Modern transformer-based machine learning has produced powerful systems, but most problems of practical interest are not natural language. This dissertation studies what it takes to bring the autoregressive next-token prediction recipe out of its native habitat and into practical domains and training regimes that look different from conventional benchmark NLP. The first half concerns adapting the recipe to new practical domains, primarily through how data is represented to the model. We introduce STEP, which shows that a standard decoder-only transformer with a causal language modeling loss outperforms specialized architectures on tabular event prediction, given column-aware tokenization and simple training-time augmentations.
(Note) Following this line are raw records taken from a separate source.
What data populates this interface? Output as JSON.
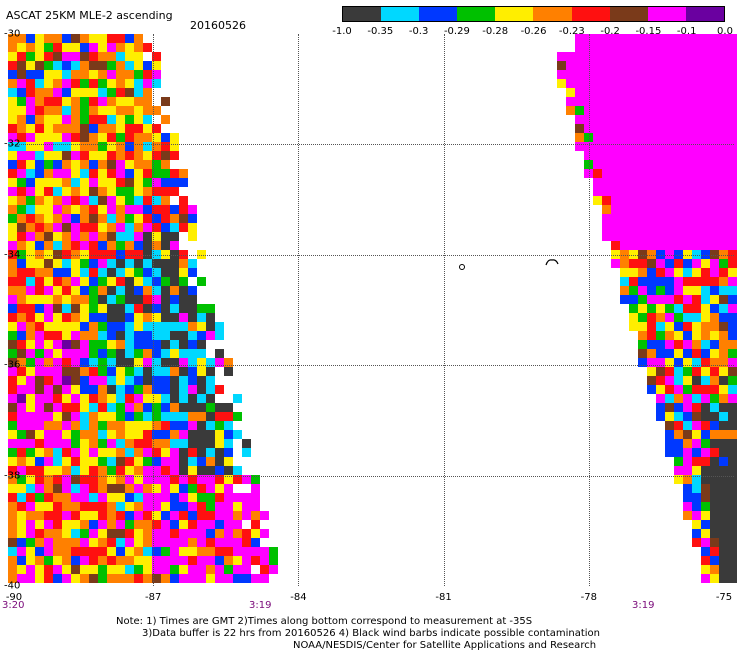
{
  "header": {
    "title": "ASCAT 25KM MLE-2 ascending",
    "date": "20160526"
  },
  "colorbar": {
    "colors": [
      "#3a3a3a",
      "#00d8ff",
      "#0038ff",
      "#00c000",
      "#ffee00",
      "#ff8000",
      "#ff1010",
      "#7a3a1a",
      "#ff00ff",
      "#6a00a0"
    ],
    "labels": [
      "-1.0",
      "-0.35",
      "-0.3",
      "-0.29",
      "-0.28",
      "-0.26",
      "-0.23",
      "-0.2",
      "-0.15",
      "-0.1",
      "0.0"
    ]
  },
  "axes": {
    "lat_labels": [
      "-30",
      "-32",
      "-34",
      "-36",
      "-38",
      "-40"
    ],
    "lon_labels": [
      "-90",
      "-87",
      "-84",
      "-81",
      "-78",
      "-75"
    ],
    "lon_range": [
      -90,
      -75
    ],
    "lat_range": [
      -30,
      -40
    ]
  },
  "time_labels": [
    "3:20",
    "3:19",
    "3:19"
  ],
  "notes": {
    "line1": "Note: 1) Times are GMT 2)Times along bottom correspond to measurement at -35S",
    "line2": "3)Data buffer is 22 hrs from 20160526 4) Black wind barbs indicate possible contamination",
    "credit": "NOAA/NESDIS/Center for Satellite Applications and Research"
  }
}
In the second half, we adapt the training regime itself. GATES is a self-distillation framework that derives supervision online from consensus among privileged-context rollouts, improving language models on math reasoning benchmarks without external supervision. Across these contributions, the recurring observation is that the autoregressive recipe is more general than its origins suggest, but only when it is carefully adapted using the right representations and explicit training signals.
Alex is a PhD candidate in Computer Science at the University of Maryland, College Park, advised by Professors Tom Goldstein and John Dickerson. His research explores the adaptability of next-token prediction beyond traditional text generation, including structured data modeling, efficient training via self-distillation, and inline code editing agents.
During the summer of 2024, he was an Applied Research intern at Capital One, where he explored using transformers for event prediction. In 2025, he was a quantitative researcher on the structured learning team at Two Sigma, where he will return full-time following graduation.
Alex holds a Bachelor of Science in Computer Science and Operations Research from Columbia University.